Tal como véreis en la sección de enlaces, hay bastantes blogs que me gusta visitar de vez en cuando, y algunos incluso con cierta frecuencia. Y aunque todos tienen algo que me hace volver y continuar leyéndolos, seguramente al que más apego le tengo y con el que más coincido es Los papeles de Boris, aguda crónica del desarraigo y del ser y/o sentirse extranjero en todas partes.

El autor de este blog, que trabaja como intérprete ocasional de inmigrantes que se han hecho arrestar en Barcelona, últimamente ha publicado una serie de testimonios de extranjeros de varios países que viven en Barcelona y que hablan precisamente de su experiencia como extranjeros allí.

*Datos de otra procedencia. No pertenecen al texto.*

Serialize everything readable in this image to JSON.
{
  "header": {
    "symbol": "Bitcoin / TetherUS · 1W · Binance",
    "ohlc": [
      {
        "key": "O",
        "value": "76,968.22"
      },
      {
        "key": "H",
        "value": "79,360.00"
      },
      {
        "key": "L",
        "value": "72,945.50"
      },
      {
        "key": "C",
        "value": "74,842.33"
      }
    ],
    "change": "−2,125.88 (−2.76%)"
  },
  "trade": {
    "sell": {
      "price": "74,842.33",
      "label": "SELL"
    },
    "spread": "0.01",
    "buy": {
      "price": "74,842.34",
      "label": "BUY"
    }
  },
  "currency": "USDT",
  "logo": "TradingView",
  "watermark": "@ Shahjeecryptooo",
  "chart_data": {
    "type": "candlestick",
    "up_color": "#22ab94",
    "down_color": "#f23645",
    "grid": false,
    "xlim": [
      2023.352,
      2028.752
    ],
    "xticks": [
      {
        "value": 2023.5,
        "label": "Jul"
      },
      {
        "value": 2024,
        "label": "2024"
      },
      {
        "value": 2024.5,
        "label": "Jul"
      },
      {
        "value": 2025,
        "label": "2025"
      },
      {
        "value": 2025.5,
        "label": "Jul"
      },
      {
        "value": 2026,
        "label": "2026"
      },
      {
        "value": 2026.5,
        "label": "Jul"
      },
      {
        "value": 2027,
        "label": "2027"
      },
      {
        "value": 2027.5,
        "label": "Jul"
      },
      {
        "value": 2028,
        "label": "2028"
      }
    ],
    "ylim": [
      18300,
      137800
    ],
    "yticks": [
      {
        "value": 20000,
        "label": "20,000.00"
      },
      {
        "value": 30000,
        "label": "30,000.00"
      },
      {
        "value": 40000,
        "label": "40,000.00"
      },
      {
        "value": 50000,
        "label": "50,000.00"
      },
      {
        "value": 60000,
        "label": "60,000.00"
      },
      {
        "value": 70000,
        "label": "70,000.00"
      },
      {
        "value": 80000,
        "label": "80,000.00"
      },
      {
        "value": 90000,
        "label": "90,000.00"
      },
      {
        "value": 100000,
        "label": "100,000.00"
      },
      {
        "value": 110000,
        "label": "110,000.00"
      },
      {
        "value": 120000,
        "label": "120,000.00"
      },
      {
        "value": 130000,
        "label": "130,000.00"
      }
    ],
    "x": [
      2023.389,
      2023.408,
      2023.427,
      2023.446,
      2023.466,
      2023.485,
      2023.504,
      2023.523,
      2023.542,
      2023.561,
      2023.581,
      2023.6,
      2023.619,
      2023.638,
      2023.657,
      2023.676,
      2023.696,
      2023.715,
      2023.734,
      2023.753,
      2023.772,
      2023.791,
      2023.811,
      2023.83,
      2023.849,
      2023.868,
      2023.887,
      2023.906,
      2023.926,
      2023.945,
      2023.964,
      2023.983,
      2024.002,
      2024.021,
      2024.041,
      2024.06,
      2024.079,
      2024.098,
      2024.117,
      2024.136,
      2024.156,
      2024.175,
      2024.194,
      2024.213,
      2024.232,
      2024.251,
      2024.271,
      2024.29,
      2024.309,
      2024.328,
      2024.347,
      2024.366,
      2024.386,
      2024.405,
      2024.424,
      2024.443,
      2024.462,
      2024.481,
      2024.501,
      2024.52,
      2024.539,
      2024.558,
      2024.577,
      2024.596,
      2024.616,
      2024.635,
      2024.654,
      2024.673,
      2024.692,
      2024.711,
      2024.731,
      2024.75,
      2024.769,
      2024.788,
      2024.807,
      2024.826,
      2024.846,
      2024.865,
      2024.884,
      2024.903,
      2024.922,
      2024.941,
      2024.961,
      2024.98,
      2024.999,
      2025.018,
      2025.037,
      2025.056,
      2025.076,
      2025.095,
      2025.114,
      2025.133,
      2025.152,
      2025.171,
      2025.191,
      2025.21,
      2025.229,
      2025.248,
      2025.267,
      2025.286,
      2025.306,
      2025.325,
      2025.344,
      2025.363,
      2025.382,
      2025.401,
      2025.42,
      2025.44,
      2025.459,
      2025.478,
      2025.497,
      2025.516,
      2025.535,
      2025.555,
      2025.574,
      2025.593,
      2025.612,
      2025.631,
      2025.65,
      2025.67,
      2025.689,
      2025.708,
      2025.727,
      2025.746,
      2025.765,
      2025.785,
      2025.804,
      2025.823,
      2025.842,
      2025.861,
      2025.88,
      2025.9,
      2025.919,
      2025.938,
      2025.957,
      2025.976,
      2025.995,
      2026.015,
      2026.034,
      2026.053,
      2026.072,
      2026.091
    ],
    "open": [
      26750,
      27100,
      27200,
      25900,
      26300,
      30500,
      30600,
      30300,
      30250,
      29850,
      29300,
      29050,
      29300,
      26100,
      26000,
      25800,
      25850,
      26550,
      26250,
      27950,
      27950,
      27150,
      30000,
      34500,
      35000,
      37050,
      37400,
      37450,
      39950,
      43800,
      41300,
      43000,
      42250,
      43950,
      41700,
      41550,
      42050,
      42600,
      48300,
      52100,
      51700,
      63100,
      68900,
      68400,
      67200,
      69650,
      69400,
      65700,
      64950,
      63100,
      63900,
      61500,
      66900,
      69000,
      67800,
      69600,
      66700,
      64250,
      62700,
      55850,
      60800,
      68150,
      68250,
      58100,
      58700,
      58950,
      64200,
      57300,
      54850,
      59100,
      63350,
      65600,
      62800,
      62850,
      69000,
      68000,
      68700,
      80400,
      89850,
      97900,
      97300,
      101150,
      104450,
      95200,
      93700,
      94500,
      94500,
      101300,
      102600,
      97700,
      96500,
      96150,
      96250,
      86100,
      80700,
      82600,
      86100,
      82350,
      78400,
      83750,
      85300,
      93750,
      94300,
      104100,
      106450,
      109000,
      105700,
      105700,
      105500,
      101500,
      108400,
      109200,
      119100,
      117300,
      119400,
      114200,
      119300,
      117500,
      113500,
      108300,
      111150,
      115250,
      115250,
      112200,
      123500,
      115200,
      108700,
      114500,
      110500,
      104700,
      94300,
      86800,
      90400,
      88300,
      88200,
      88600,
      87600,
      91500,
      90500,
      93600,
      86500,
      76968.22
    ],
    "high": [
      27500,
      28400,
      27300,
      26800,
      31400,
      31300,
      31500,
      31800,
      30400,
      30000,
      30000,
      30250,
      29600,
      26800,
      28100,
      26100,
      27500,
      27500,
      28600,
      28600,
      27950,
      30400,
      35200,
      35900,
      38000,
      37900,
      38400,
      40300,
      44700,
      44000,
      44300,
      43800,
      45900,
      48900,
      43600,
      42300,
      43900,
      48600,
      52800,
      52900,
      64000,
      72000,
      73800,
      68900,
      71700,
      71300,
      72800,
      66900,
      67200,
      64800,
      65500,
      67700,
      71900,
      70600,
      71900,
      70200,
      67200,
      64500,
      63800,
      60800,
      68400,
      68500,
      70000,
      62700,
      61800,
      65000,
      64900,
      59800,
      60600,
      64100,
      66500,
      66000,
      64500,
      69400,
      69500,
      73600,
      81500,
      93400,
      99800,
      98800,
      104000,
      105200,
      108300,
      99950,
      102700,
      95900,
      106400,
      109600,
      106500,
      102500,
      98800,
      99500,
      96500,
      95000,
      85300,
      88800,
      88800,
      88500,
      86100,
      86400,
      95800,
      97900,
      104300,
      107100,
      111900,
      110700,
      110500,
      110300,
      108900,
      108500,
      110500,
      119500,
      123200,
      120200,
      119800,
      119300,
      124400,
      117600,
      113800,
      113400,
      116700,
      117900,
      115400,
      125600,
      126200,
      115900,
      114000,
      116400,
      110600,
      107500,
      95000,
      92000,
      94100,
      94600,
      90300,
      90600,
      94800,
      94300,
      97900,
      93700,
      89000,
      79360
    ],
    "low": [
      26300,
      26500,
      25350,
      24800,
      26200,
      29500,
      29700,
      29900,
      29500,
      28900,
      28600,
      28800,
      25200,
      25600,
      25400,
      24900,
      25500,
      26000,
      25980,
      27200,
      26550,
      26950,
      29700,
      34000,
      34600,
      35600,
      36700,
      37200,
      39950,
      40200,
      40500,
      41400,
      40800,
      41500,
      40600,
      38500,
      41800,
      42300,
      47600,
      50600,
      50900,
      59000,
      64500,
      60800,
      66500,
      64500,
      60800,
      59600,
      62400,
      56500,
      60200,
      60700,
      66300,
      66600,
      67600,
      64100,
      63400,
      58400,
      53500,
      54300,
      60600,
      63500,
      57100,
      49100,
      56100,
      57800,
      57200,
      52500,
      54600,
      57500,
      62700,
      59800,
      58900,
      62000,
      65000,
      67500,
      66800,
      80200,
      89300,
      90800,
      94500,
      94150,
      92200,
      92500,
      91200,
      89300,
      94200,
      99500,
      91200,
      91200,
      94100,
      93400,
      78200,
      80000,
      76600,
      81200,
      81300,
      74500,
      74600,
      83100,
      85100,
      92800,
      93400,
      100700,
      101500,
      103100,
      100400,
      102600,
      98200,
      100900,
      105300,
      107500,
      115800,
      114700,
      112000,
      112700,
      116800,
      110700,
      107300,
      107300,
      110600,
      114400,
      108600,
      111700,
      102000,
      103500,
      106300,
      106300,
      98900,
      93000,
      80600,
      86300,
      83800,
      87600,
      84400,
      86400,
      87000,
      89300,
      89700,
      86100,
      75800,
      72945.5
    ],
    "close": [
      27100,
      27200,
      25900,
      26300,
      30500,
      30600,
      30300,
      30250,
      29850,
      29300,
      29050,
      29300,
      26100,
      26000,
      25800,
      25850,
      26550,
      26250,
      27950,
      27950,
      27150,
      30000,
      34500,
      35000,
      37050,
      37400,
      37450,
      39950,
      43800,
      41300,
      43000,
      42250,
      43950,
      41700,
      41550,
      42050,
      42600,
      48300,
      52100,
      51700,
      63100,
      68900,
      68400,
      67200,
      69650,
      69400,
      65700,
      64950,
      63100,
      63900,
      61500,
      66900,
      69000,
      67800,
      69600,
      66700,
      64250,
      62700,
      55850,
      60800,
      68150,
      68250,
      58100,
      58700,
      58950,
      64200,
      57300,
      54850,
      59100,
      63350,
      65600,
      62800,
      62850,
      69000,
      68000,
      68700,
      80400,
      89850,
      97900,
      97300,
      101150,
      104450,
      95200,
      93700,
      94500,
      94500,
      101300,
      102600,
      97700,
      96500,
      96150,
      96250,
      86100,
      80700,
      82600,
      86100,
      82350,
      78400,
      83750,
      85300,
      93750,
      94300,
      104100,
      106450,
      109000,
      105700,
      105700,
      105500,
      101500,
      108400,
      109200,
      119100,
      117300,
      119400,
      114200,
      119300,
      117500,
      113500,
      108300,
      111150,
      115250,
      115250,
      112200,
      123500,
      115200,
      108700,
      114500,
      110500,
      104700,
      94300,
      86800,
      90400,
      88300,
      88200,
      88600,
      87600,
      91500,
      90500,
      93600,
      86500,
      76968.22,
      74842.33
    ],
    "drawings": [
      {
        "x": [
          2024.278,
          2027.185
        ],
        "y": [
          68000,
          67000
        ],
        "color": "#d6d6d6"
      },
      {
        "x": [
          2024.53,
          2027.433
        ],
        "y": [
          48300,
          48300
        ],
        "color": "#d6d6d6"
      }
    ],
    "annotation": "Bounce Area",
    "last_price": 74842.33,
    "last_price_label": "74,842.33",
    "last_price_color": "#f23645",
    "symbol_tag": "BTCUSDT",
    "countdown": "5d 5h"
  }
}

Y me llamó mucho la atención el post que recogía el comentario de un senegalés sobre los inmigrantes africanos, que os reproduzco aquÍ:

Son gente desesperada y muchos sacan provecho de ellos. Aquí están pasando hambre, duermen en la calle y para ganar algo de dinero se meten en líos. En África estarían mejor. Allí por lo menos hay solidaridad entre la gente. Aunque no hay dinero la comida nunca te va a faltar, y si no tienes nada para comer seguro que alguien te invitará. Pero estos chavales (que llegan en cayucos) no viene aquí por el hambre, vienen por el lujo. Quieren triunfar, ser como Eto’o. Tener coches, casas, mujeres… Pero cuando llegan aquí ven que no van a tener nada de esto, y ahora muchos de ellos quieren volver. (…) antes de embarcarse en un cayuco deberían saber que el único lujo que les espera en su viaje es el de vivir.

Estoy totalmente de acuerdo en que los africanos que quieren emigrar a Europa tienen una idea muy equivocada de lo que van a encontrar allí, y de que cuando llegan se llevan una decepción monumental. Pero no estoy del todo de acuerdo con que en África estarían mejor, y que allí haya más solidaridad entre la gente. Evidentemente África es muy grande, y Senegal no es lo mismo que Congo, pero por lo que yo he visto en este año y medio que llevo en el continente estas dos frases se tendrían que puntualizar mucho. Aquí cada uno va por su cuenta, es la ley de la jungla, y esta solidaridad de la que habla el señor senegalés no la he visto mucho. Y es que en Congo, la guerra de 1998-2003 no sólo mató a casi 4 millones de personas de hambre, enfermedades y demás, sino que también destruyó el tejido social, la solidaridad y la compasión por el prójimo. Y a pesar de que el país está recupérandose, este tejido social va a tardar mucho en reconstruirse, pero es esencial para que el país salga adelante.